Rodrigo Amarante sabe conciliar na lírica, metade feliz, metade pesarosa, com aquela alegria dançável presente em várias faixas. Assim, o cantor equilibra os sentimentos que nos transmite e torna Cavalo num álbum para todas as ocasiões.
Rodrigo Amarante tem tanto amor para dar. Amor de cafuné e chocolate quente. O seu disco de estreia a solo, Cavalo, goza com os clichés desse amor vendido nas rádios, ao mostrar a beleza de algo tão puro e simples. Sei que é assim, porque vi este músico entrar sozinho no palco escuro do Centro Cultural de Belém; foi Devendra Banhart que quis levar na sua digressão o encanto de Amarante, que nos mostrou aí os seus novos temas de antemão. Trazia uma guitarra e dirigia-se a um público que estava longe. “Pelo menos sei que vocês estão aí”, dizia. Cantou-nos com ternura e sorrisos e, acompanhado de apenas alguns acordes básicos, a sua voz chegou a mim – realmente longe – com uma força inesperada. Senti-me vulnerável, mas deixei que ele jogasse com a minha saudade e a minha alegria. Por isso, quando o esperado Cavalo finalmente descobriu o mundo e eu o descobri na íntegra, já sabia que ia ser algo de bom. E era, de facto, uma simplicidade ornamentada com amor.

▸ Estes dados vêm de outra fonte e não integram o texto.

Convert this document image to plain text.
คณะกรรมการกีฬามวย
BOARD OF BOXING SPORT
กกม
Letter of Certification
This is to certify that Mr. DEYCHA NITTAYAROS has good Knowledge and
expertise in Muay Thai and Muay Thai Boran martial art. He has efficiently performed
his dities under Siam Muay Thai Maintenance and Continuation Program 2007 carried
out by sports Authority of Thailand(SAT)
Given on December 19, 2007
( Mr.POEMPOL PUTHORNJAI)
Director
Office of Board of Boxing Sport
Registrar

Começo pelo fim: “Tardei”, a última faixa do álbum, foi a primeira que ouvi e logo me cativou com uma mística espiritualista com travo a perda. É um bom tema de despedida do disco, que começa com “Nada Em Vão”, uma daquelas músicas que me deixa com um sorriso de miúda apaixonada. É uma declaração quente e feliz, feita pela voz de um brasileiro que nos canta um português poético, tão bem quanto o faz em inglês e francês. “Mon Nom” é um bom exemplo de como Rodrigo faz de qualquer língua a sua, mesmo quando nos diz que é um estrangeiro. Outra das qualidades desde trabalho é saber conciliar esta lírica, metade feliz, metade pesarosa, com aquela alegria dançável presente em várias faixas. Assim, o cantor equilibra os sentimentos que nos transmite e torna Cavalo num álbum para todas as ocasiões. Mas não podia terminar esta crítica sem deixar a minha música especial: “Irene”. Não a do Caetano Veloso, mas sim o brilhante original de Rodrigo Amarante. Não precisa de comentários, basta-me deixar a letra: “Saudade eu te matei de fome e tarde eu te enterrei com a mágoa. Se hoje eu já não sei teu nome, teu rosto nunca me deu tréguas. Milagre seria não ver no amor essa flor perene, que brota na lua negra, que seca mas nunca morre. Verdade eu te sequei de longe e tarde eu encostei o medo. Se ontem eu cantei teu nome, o eco já não morre cedo. Milagre seria não ter o amor nessa rima breve, que o brilho da lua cheia acorda de um sonho leve.”